3. Deal with the Consequences

Sen. Patty Murray (D-Wash.), leading the tax fight for Democrats in the Senate, has stated that unless Republicans concede to hike taxes on the rich, her party would not enter into any compromise that could delay either automatic spending cuts or tax increases.

Voters may remember that this is the same tough-talking Democratic-controlled Senate hasn’t passed a budget since April 29, 2009. Yet, here, for a tax increase on the wealthy, it is willing to risk a second recession. Voters may also remember that Democrats controlled the House in 2008 when they passed a full extension of the Bush-era tax cuts, because, as an assortment of Democrats pointed out, it was a bad idea to raise taxes during a downturn.

At a press breakfast in Washington hosted by the Christian Science Monitor, Republican Majority Whip Kevin McCarthy of California pointed out that there are 139 Democrats in the House who voted to extend all tax cuts and “86 of those Democrats still reside in the House…If we’re serious about changing this economy and making America competitive yet, eliminate some of the uncertainty yet. You extend [tax cuts] and reform the entire tax code—that unshackles us and lets us compete.”

That’s a compelling argument that is going to be hard for Democrats to match. In the end, it is Democrats who created the ultimatum and people who create ultimatums typically bear the brunt of the fallout. A study by Ernst and Young found that raising taxes on the rich would cost the economy around 710,000 jobs. Few reputable economists argue that a tax increase could help create any private sector jobs—the kind of “good jobs” that Americans value.

So the onus will be on the Democrats to convince independents that this is a hill worth dying on. While, conversly, the GOP is arguing for the status quo—a tax rate that has been in place for 10 years.

4. Not Just the Wealthy

While President Barack Obama will continue to argue that the tax hikes aim at billionaires and millionaires who aren’t doing their “fair share,” more and more voters will learn that it’s a far broader proposition.

Sen.
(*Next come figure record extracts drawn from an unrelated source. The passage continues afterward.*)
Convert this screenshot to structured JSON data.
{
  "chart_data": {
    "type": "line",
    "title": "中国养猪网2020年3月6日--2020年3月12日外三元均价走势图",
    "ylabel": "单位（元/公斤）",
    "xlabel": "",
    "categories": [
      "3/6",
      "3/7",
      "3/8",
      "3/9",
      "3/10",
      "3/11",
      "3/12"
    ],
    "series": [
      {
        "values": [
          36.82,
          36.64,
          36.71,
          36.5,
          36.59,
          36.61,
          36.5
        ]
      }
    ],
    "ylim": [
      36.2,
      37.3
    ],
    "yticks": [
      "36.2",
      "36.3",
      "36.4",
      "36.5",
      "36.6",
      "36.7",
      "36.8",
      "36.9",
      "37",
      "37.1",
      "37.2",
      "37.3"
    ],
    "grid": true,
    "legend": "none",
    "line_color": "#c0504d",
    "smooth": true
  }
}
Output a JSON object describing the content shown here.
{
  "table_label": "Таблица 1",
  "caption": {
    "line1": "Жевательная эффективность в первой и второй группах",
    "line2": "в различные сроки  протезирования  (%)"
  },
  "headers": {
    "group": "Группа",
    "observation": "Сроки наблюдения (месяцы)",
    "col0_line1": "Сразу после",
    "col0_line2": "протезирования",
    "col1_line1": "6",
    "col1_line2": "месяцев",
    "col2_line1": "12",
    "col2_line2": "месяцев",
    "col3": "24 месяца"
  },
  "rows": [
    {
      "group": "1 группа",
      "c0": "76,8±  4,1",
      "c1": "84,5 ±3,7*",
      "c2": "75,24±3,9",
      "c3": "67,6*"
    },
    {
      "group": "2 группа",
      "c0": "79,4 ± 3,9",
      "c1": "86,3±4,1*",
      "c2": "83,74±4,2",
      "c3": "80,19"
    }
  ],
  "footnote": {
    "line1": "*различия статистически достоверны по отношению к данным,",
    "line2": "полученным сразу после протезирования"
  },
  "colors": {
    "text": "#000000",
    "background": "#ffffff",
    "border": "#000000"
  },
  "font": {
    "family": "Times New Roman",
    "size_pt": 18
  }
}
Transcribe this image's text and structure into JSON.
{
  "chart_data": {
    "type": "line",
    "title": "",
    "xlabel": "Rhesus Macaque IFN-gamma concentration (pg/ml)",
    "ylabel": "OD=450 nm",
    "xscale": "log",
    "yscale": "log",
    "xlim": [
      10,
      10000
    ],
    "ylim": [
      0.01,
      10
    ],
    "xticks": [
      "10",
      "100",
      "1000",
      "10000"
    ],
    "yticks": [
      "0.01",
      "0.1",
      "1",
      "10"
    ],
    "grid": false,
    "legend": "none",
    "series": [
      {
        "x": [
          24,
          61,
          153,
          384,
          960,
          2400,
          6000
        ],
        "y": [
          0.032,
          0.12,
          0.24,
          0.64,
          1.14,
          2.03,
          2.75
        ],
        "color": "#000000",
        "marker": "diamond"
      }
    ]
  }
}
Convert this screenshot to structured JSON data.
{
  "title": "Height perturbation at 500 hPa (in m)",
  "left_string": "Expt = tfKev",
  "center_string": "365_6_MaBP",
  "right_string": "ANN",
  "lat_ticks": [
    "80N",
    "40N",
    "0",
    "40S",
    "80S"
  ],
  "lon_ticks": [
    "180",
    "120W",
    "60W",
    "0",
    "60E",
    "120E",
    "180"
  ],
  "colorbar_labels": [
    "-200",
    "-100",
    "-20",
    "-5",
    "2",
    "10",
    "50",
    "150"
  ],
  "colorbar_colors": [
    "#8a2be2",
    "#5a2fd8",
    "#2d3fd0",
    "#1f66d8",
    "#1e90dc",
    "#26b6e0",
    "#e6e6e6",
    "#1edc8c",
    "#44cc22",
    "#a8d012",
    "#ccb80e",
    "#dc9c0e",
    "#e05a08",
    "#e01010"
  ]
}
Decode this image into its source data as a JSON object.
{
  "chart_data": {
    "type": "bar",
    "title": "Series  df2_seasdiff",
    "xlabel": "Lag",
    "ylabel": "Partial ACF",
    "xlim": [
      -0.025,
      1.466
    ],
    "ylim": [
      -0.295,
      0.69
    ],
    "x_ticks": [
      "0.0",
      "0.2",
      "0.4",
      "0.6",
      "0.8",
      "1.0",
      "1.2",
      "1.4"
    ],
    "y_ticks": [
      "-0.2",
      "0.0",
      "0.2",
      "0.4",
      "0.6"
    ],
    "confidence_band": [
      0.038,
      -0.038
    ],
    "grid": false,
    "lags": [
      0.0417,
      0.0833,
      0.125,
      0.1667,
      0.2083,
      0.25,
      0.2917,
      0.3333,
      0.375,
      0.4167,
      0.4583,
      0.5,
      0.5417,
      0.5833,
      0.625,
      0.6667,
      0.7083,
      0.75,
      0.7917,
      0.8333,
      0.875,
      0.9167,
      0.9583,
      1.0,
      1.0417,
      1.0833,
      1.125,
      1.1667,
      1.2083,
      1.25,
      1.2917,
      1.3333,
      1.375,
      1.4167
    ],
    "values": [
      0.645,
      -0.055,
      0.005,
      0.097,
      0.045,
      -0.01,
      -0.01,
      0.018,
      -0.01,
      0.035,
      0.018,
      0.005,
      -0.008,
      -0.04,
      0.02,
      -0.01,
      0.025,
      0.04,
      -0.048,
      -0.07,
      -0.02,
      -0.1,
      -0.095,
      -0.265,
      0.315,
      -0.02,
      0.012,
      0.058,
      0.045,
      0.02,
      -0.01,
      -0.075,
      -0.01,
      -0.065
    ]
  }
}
Charles Schumer (D-N.Y.) and House Minority Leader Nancy Pelosi (D-Calif.), arguably two of the highest profile Democrats in Washington, both favored raising the threshold of tax on the wealthy to $1 million rather than the $200,000 range. If stalwart liberals are wobbly on this issue, one can imagine the average independent might not buy it either.

Sen. John Thune (R-S.D.) told Human Events that taxing the rich entails raising taxes “on almost a million small businesses. More than 50 percent of all [small businesses] that passed through income would face higher taxes and those almost one million small businesses who would be hit with higher taxes employ almost 20 percent of the American workforce.”

Thune is talking about many small and mid-sized businesses that, to avoid double taxation are either sub-chapter S corporations or limited liability corporations. Obama will, at some point, have to make the case that small business owners should pay more in taxes—no doubt, an unsavory position to be in.

5. History with the Republicans

History doesn’t always repeat itself, but, fact is, no post WWII presidential candidate has won the election while making the focus of his campaign the promise of raising taxes.